Ever wondered how the sound of horse hooves were created in TV or film? Or how the sound of a creaking door opened at just the right time was made? All the sounds you hear in films, TV and video games are created by foley artists, who reproduce everyday (and not so everyday!) sound effects.

This set of workshops will explore the world of a foley artist – from sound creation and recording, through to sound manipulation. Each participant will create their own library of sounds and apply them to an existing video game on the Scratch platform.

This is a 5-session program, running April 17 thru May 15 (NEW DATES), (5 Saturdays), from 10am-Noon, on Zoom.

Designed for ages 14-17.  There are 10 spaces available, to allow for maximum interaction and collaboration within the cohort.

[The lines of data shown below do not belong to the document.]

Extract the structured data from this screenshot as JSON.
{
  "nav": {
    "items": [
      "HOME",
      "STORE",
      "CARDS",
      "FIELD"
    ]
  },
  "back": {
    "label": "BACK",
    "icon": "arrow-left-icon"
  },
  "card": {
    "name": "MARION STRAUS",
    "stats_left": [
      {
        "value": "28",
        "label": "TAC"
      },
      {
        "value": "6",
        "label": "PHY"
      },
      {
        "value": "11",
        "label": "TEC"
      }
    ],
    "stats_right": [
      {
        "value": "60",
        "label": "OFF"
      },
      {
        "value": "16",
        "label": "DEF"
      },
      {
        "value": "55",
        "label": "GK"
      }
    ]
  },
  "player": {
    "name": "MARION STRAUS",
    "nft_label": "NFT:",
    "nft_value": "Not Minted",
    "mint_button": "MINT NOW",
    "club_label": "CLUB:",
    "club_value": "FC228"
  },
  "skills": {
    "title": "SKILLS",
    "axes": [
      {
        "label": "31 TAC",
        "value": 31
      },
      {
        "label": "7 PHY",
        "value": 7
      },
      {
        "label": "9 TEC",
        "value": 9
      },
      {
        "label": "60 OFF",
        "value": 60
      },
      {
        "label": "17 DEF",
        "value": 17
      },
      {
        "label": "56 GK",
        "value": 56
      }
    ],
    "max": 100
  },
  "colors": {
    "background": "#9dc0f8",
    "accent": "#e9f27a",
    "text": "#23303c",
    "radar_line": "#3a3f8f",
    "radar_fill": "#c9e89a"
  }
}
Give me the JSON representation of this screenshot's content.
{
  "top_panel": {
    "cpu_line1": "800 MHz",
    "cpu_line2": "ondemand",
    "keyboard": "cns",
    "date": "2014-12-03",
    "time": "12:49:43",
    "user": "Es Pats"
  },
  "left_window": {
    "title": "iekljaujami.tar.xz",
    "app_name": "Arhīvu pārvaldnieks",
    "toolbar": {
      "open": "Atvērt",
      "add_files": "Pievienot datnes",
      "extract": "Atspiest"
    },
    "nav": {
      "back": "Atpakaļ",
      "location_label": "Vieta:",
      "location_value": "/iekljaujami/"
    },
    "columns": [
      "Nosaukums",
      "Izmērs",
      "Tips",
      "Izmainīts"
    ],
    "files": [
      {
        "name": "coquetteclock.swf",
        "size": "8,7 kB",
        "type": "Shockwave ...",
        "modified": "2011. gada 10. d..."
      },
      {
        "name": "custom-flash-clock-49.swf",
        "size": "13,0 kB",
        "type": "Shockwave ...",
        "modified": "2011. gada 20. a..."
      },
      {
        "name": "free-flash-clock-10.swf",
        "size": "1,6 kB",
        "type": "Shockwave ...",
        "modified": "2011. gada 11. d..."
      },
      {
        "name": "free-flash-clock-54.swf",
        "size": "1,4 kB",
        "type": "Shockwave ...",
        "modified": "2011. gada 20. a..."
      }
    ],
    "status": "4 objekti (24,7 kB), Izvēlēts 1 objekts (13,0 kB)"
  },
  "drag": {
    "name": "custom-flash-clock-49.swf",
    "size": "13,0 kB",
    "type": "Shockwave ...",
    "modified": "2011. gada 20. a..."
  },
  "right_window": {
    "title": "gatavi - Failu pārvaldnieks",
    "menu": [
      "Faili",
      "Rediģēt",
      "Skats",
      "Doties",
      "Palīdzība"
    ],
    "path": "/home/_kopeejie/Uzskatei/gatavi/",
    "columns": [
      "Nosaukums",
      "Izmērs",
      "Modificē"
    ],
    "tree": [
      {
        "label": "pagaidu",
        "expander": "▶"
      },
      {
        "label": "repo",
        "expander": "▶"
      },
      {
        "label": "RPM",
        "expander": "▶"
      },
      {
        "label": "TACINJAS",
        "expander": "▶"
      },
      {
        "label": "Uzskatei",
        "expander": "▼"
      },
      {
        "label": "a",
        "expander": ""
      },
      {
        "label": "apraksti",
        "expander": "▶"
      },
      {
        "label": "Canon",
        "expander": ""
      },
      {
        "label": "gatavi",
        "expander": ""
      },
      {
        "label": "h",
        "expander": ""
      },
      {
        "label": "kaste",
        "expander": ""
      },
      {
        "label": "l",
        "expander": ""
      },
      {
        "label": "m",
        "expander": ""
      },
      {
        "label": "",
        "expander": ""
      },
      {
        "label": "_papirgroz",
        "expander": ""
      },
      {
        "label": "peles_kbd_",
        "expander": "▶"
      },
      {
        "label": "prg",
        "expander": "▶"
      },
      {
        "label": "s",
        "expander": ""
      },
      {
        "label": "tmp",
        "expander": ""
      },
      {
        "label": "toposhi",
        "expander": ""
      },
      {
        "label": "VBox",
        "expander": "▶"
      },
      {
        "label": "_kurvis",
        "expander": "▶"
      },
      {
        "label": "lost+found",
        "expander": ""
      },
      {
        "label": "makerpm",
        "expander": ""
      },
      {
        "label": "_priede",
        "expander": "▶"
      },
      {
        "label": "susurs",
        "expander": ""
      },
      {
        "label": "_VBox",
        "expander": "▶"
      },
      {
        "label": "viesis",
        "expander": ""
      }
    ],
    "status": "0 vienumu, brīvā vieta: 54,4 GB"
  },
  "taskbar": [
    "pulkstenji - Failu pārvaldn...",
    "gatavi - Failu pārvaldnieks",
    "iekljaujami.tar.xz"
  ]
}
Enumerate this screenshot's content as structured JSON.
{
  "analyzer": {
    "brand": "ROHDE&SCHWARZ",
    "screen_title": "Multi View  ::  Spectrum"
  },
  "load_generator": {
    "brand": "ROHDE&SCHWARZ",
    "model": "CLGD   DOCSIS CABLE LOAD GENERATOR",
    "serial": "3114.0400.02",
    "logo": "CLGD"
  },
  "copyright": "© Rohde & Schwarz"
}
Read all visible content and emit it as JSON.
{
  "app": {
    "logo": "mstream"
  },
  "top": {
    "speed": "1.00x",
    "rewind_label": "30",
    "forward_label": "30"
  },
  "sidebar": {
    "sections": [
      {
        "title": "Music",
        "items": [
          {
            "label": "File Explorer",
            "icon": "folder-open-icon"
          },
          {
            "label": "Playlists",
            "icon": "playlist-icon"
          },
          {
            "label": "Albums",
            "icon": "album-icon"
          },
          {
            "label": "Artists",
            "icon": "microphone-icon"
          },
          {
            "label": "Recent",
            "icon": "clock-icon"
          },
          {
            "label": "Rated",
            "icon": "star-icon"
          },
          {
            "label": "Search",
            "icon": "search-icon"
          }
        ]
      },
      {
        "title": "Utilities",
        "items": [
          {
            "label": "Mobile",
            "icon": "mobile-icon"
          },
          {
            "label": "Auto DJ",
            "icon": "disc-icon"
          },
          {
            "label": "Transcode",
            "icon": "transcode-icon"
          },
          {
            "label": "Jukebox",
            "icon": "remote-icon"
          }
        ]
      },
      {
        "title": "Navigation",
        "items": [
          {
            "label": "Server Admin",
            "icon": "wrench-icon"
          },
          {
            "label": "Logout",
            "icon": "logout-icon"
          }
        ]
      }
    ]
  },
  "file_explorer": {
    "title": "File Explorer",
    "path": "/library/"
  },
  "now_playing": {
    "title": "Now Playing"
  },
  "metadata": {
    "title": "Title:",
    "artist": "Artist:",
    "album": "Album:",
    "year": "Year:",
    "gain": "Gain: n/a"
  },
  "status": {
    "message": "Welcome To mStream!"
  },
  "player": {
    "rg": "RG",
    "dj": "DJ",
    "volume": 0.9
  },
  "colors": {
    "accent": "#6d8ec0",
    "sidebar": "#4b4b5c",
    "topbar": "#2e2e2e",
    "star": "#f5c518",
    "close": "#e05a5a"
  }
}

There is no cost for this pilot program, thanks to support from The Hamber Foundation.

REGISTER HERE

The workshops have been designed to be effectively facilitated via Zoom, and to maximise accessibility, through utilising equipment that is either commonly found in homes (such as found objects for sound making, mobile phones for audio recording) and open source software.

During the course of the the workshops, participants will develop the following skills:

● Identifying sound-making objects (obvious and the non-obvious)
● Audio recording techniques using mobile phone apps
● Audio editing techniques using open source software
● Performance and presentation skills
● Critical analysis skills through evaluation of their work and their peers

Session Outlines

Each session has “online” and “offline” elements that allow for both face to face, on zoom, and practical creative tasks away from the computer.

1. Introduction, Tech Setup, and Recording Test-run

  • Microphones and recording “studio” setup
  • Recording audio on a mobile (android/ios apps)
  • Recording test run: participants record one each of (for example) an alien laugh, creaky door, car tyres on snow, and sneakers walking in a gym.

2. Foley Artist

  • Choose instruments, including found objects and electronic devices
  • Design techniques to make and control sound, including non-conventional
  • Practice and rehearse, then present to the group

3. Analyzing game audio

  • Listen and compare game sounds in Scratch
  • Participants choose a game from Scratch to recreate the sound effects
  • Make notes: sounds and instruments, storyboarding sound timeline

4. Recording Session

  • Demonstration of performance to video playback
  • Participants play the game visuals/video and record the performance
  • Audio editing with Audacity software – cut/clip, fade in/out, reverb etc

5. Performance and feedback

  • Audio editing check-in, problem solving/assistance
  • Each participant presents their work
  • Constructive and encouraging feedback

About Beau Stocker

Teaches Percussion, Drum Kit and Digital Composition

QUALIFICATIONS
HONOURS DIPLOMA IN MUSIC, BFA IN MUSIC, MA JAZZ & IMPROVISED MUSIC, TESOL

Beau’s international teaching experience fuels a wide-ranging approach to music education. His passion for music performance and research guides his abilities to inspire.

With over thirty years of music performance experience, my expertise spans a wide variety of styles. I hold a PhD in music performance from the University of York, England, which focused on the creation, editing and manipulation of sounds – skills which are essential for a foley artist. In addition, I regularly use a variety of electronic instruments and audio software in both my compositions and performances.

My career as an educator has run in tandem with my music performance. I have extensive experience of both classroom and one-to-one teaching. I have developed and facilitated sound recording and performance workshops for university students at universities in England and Canada.

Over the last year, I have successfully adapted to a new way of working, pivoting to online teaching and performing. Through this experience I have developed a whole new skill-set, evolving effective methods of teaching music theory and practice online, and maintaining safeguarding procedures.